D’autre part, j’avais une activité de « policy officer », qui consistait à participer à des groupes de réflexion internes à la DG Concurrence sur l’amélioration des instruments juridiques fixant la politique de la Commission en matière de lutte contre les cartels. Les questions sur lesquelles j’ai été amené à réfléchir et à fournir des propositions visaient en particulier à améliorer le programme de clémence, mais aussi l’adoption d’une procédure de transaction permettant à la Commission d’adopter un plus grand nombre de décisions dans les affaires où les entreprises reconnaissaient leur tort ou la révision des méthodes de calcul de l’amende ou de l’influence du développement des actions en dommages-intérêts sur la sanction par la Commission des cartels. Ce travail « législatif » est passionnant et il n’existe aucun équivalent à cette activité dans le secteur privé.

LPJ : En quoi consiste le métier de référendaire au Tribunal ?

MB : Les référendaires font partie des cabinets de chacun des 28 juges (venant de chaque Etat membre de l’Union) que compte le Tribunal. Chaque juge se voit attribuer un certain nombre d’affaires à traiter chaque année et divise l’examen de ses affaires entre les trois référendaires qui travaillent avec elle ou lui, en fonction de leur spécialisation, du type de dossier en cause et de la charge de travail. Nous sommes donc amenés à travailler sur des dossiers dans toutes les matières de droit européen dont le Tribunal connait, tels que le droit de la concurrence, des aides d’Etat, des marchés publics, l’antidumping, le droit réglementaire, les marques.  Le rôle du référendaire, comme cela a été le mien jusqu’à présent mais cela peut varier d’un cabinet de juge à un autre, est d’instruire une affaire au côté du juge auquel il est rattaché et de rédiger sous sa supervision un projet d’arrêt que le juge acceptera ou modifiera, avant de le communiquer à la chambre, afin de permettre à cette dernière de statuer. Chaque dossier est traité par une chambre composée dans la plupart des cas, de 3 ou 5 juges, en fonction du degré de complexité ou de nouveauté de l’affaire.
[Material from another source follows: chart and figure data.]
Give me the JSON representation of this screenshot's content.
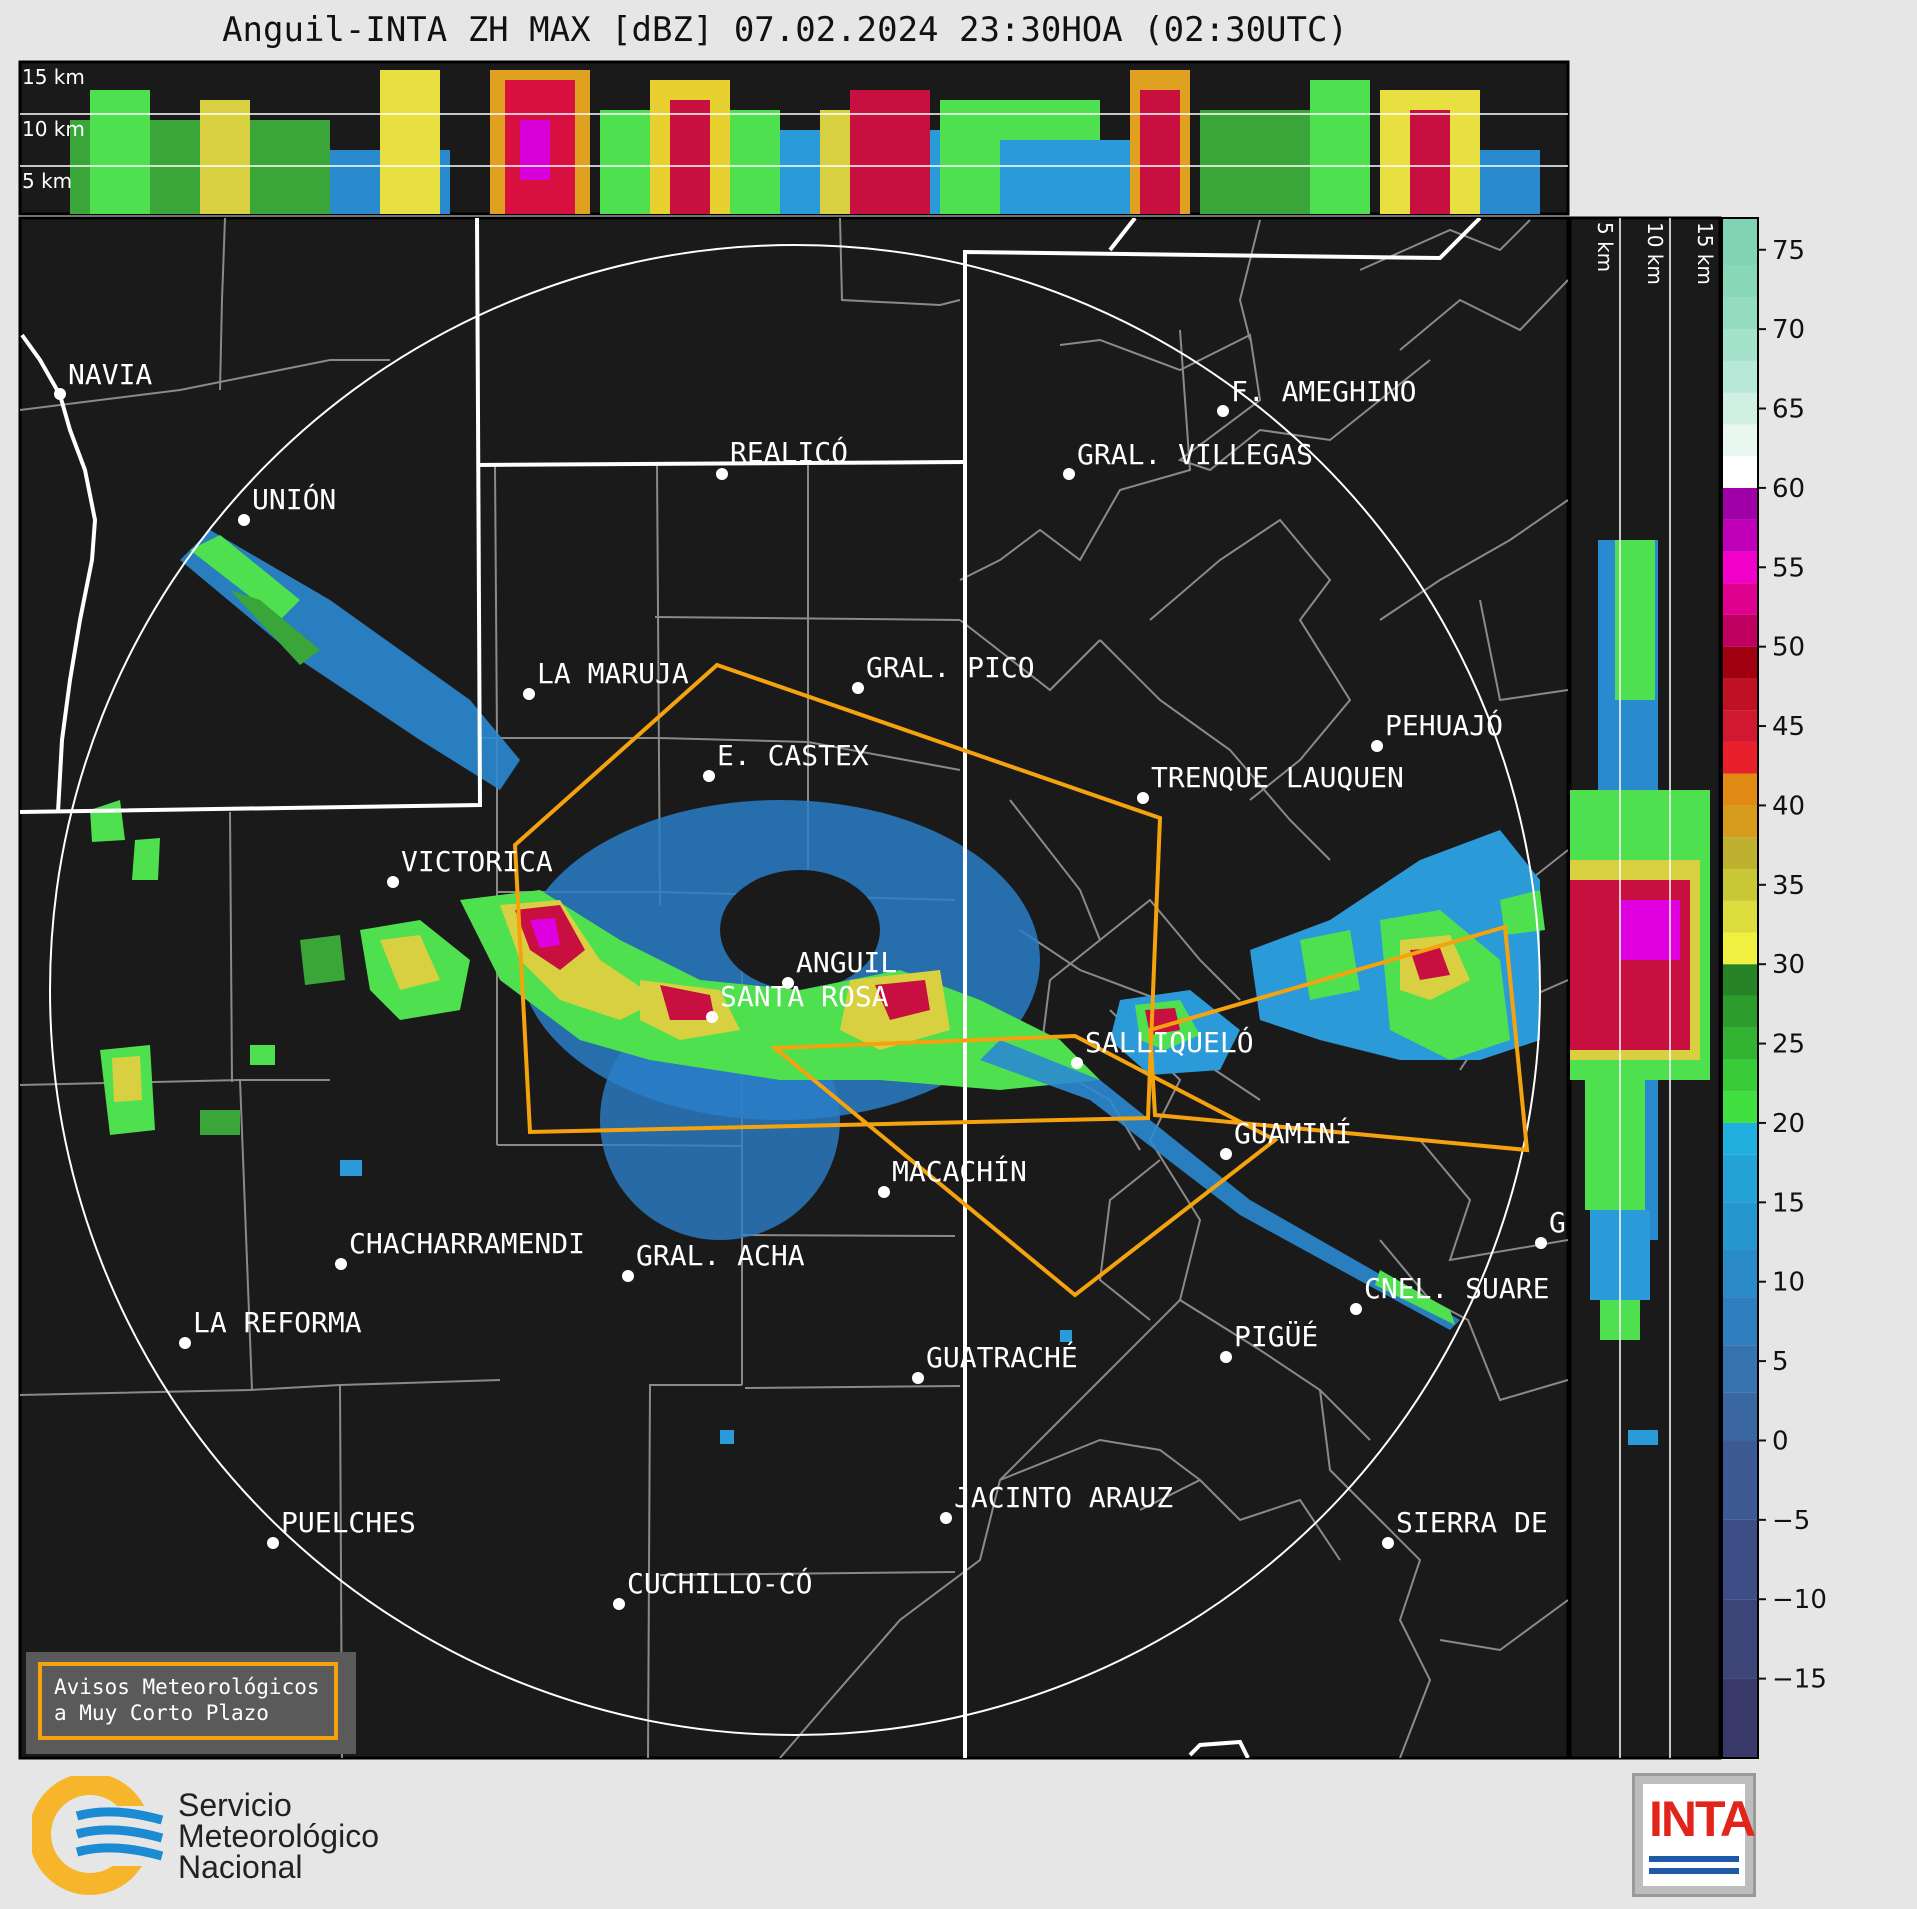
{
  "title": "Anguil-INTA ZH MAX [dBZ] 07.02.2024 23:30HOA (02:30UTC)",
  "top_panel": {
    "km_labels": [
      "15 km",
      "10 km",
      "5 km"
    ]
  },
  "right_panel": {
    "km_labels": [
      "5 km",
      "10 km",
      "15 km"
    ]
  },
  "colorbar": {
    "ticks": [
      "75",
      "70",
      "65",
      "60",
      "55",
      "50",
      "45",
      "40",
      "35",
      "30",
      "25",
      "20",
      "15",
      "10",
      "5",
      "0",
      "−5",
      "−10",
      "−15"
    ]
  },
  "cities": [
    {
      "name": "NAVIA"
    },
    {
      "name": "UNIÓN"
    },
    {
      "name": "REALICÓ"
    },
    {
      "name": "F. AMEGHINO"
    },
    {
      "name": "GRAL. VILLEGAS"
    },
    {
      "name": "LA MARUJA"
    },
    {
      "name": "GRAL. PICO"
    },
    {
      "name": "PEHUAJÓ"
    },
    {
      "name": "E. CASTEX"
    },
    {
      "name": "TRENQUE LAUQUEN"
    },
    {
      "name": "VICTORICA"
    },
    {
      "name": "ANGUIL"
    },
    {
      "name": "SANTA ROSA"
    },
    {
      "name": "SALLIQUELÓ"
    },
    {
      "name": "GUAMINÍ"
    },
    {
      "name": "MACACHÍN"
    },
    {
      "name": "G"
    },
    {
      "name": "CHACHARRAMENDI"
    },
    {
      "name": "GRAL. ACHA"
    },
    {
      "name": "CNEL. SUARE"
    },
    {
      "name": "LA REFORMA"
    },
    {
      "name": "PIGÜÉ"
    },
    {
      "name": "GUATRACHÉ"
    },
    {
      "name": "JACINTO ARAUZ"
    },
    {
      "name": "PUELCHES"
    },
    {
      "name": "SIERRA DE"
    },
    {
      "name": "CUCHILLO-CÓ"
    }
  ],
  "legend": {
    "line1": "Avisos Meteorológicos",
    "line2": "a Muy Corto Plazo"
  },
  "logos": {
    "smn_line1": "Servicio",
    "smn_line2": "Meteorológico",
    "smn_line3": "Nacional",
    "inta": "INTA"
  },
  "colors": {
    "warning": "#f5a20f",
    "map_bg": "#1a1a1a",
    "border": "#ffffff"
  }
}
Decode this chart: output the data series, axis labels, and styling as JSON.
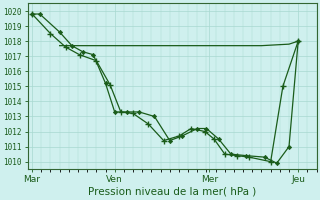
{
  "xlabel": "Pression niveau de la mer( hPa )",
  "bg_color": "#cff0ee",
  "plot_bg_color": "#cff0ee",
  "grid_color": "#a8d8d0",
  "line_color": "#1a5c1a",
  "spine_color": "#336633",
  "ylim": [
    1009.5,
    1020.5
  ],
  "xlim": [
    -0.15,
    9.3
  ],
  "xtick_labels": [
    "Mar",
    "Ven",
    "Mer",
    "Jeu"
  ],
  "xtick_positions": [
    0.0,
    2.7,
    5.8,
    8.7
  ],
  "ytick_values": [
    1010,
    1011,
    1012,
    1013,
    1014,
    1015,
    1016,
    1017,
    1018,
    1019,
    1020
  ],
  "line1_x": [
    0.0,
    0.25,
    0.9,
    1.3,
    1.65,
    2.0,
    2.4,
    2.7,
    3.1,
    3.5,
    4.0,
    4.5,
    4.9,
    5.4,
    5.7,
    6.1,
    6.5,
    7.0,
    7.6,
    8.0,
    8.4,
    8.7
  ],
  "line1_y": [
    1019.8,
    1019.8,
    1018.6,
    1017.7,
    1017.3,
    1017.1,
    1015.2,
    1013.3,
    1013.3,
    1013.3,
    1013.0,
    1011.4,
    1011.7,
    1012.2,
    1012.2,
    1011.5,
    1010.5,
    1010.4,
    1010.3,
    1009.9,
    1011.0,
    1018.0
  ],
  "line2_x": [
    0.0,
    0.6,
    1.1,
    1.55,
    2.1,
    2.55,
    2.9,
    3.3,
    3.8,
    4.3,
    4.8,
    5.2,
    5.65,
    5.95,
    6.3,
    6.7,
    7.1,
    7.8,
    8.2,
    8.7
  ],
  "line2_y": [
    1019.8,
    1018.5,
    1017.6,
    1017.1,
    1016.7,
    1015.1,
    1013.3,
    1013.2,
    1012.5,
    1011.4,
    1011.7,
    1012.2,
    1012.0,
    1011.5,
    1010.5,
    1010.4,
    1010.3,
    1010.0,
    1015.0,
    1018.0
  ],
  "line3_x": [
    0.9,
    1.3,
    2.0,
    2.7,
    3.5,
    4.5,
    5.5,
    6.5,
    7.5,
    8.4,
    8.7
  ],
  "line3_y": [
    1017.7,
    1017.7,
    1017.7,
    1017.7,
    1017.7,
    1017.7,
    1017.7,
    1017.7,
    1017.7,
    1017.8,
    1018.0
  ],
  "ylabel_fontsize": 5.5,
  "xlabel_fontsize": 7.5,
  "xtick_fontsize": 6.5
}
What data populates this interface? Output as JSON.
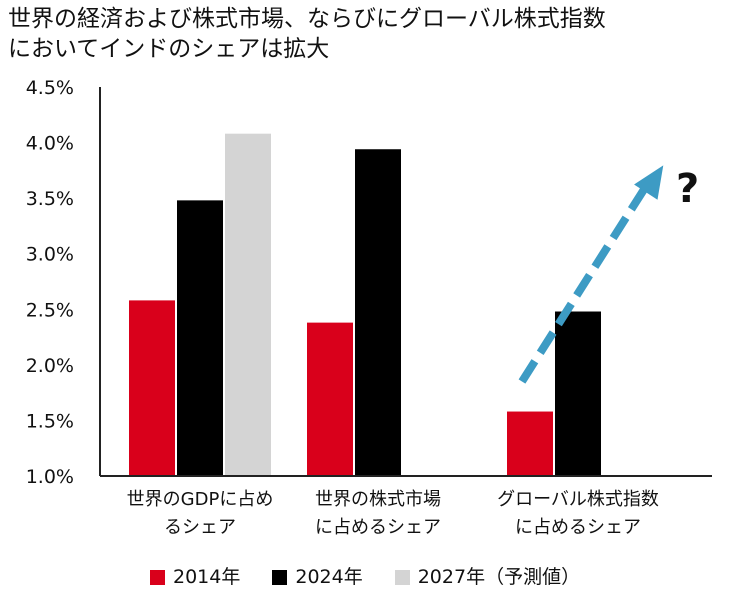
{
  "title_lines": [
    "世界の経済および株式市場、ならびにグローバル株式指数",
    "においてインドのシェアは拡大"
  ],
  "annotation": "?",
  "chart_data": {
    "type": "bar",
    "title": "世界の経済および株式市場、ならびにグローバル株式指数においてインドのシェアは拡大",
    "categories": [
      [
        "世界のGDPに占め",
        "るシェア"
      ],
      [
        "世界の株式市場",
        "に占めるシェア"
      ],
      [
        "グローバル株式指数",
        "に占めるシェア"
      ]
    ],
    "series": [
      {
        "name": "2014年",
        "color": "#d9001b",
        "values": [
          2.58,
          2.38,
          1.58
        ]
      },
      {
        "name": "2024年",
        "color": "#000000",
        "values": [
          3.48,
          3.94,
          2.48
        ]
      },
      {
        "name": "2027年（予測値）",
        "color": "#d4d4d4",
        "values": [
          4.08,
          null,
          null
        ]
      }
    ],
    "ylim": [
      1.0,
      4.5
    ],
    "yticks": [
      "1.0%",
      "1.5%",
      "2.0%",
      "2.5%",
      "3.0%",
      "3.5%",
      "4.0%",
      "4.5%"
    ],
    "ytick_values": [
      1.0,
      1.5,
      2.0,
      2.5,
      3.0,
      3.5,
      4.0,
      4.5
    ],
    "xlabel": "",
    "ylabel": "",
    "grid": false,
    "trend_arrow": {
      "category_index": 2,
      "from_value": 1.85,
      "to_value": 3.75,
      "color": "#3d9bc4"
    }
  }
}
Si la chambre partage le raisonnement et la solution proposés, l’arrêt est adopté. S’il y a un désaccord entre les juges de la chambre, de nouveaux projets seront proposés par le juge rapporteur jusqu’à ce que l’arrêt satisfasse la chambre.

Le juge s’appuie donc, et réfléchit avec, le référendaire, mais il revient au seul juge de décider, avec la chambre à laquelle il appartient, du raisonnement et de la solution à donner à une affaire, le référendaire n’ayant donc qu’une fonction de conseil.

LPJ : Quelles sont, selon vous, les qualités à avoir pour exercer votre métier ?

MB : Ce métier requiert beaucoup d’exigence puisque c’est un travail de recherche, de réflexion et de rédaction, qui implique également d’excellentes connaissances juridiques. Il faut donc être extrêmement méticuleux pour arriver à construire un raisonnement solide.

LPJ : Sur un plan plus personnel, quels sont les points les plus positifs et négatifs de votre métier ?

MB : Le point le plus positif de ce travail est le défi intellectuel qu’il entraîne, puisqu’il faut sans cesse traiter de nouvelles affaires souvent extrêmement complexes, dans des domaines variés, tout en respectant les délais impartis. Le point le plus négatif serait que c’est un travail globalement assez solitaire, à tout le moins dans la phase initiale du traitement d’un dossier. En pratique, on ne commence à discuter d’une affaire qu’après avoir bien débroussaillé le dossier, souvent après plusieurs semaines de réflexion et de rédaction. L’échange d’idées avec d’autres référendaires, notamment en raison du fait que nous n’avons souvent pas les mêmes spécialisations, et avec « son » juge pour rédiger un rapport ou un arrêt correspondant à ses attentes, est ensuite très important.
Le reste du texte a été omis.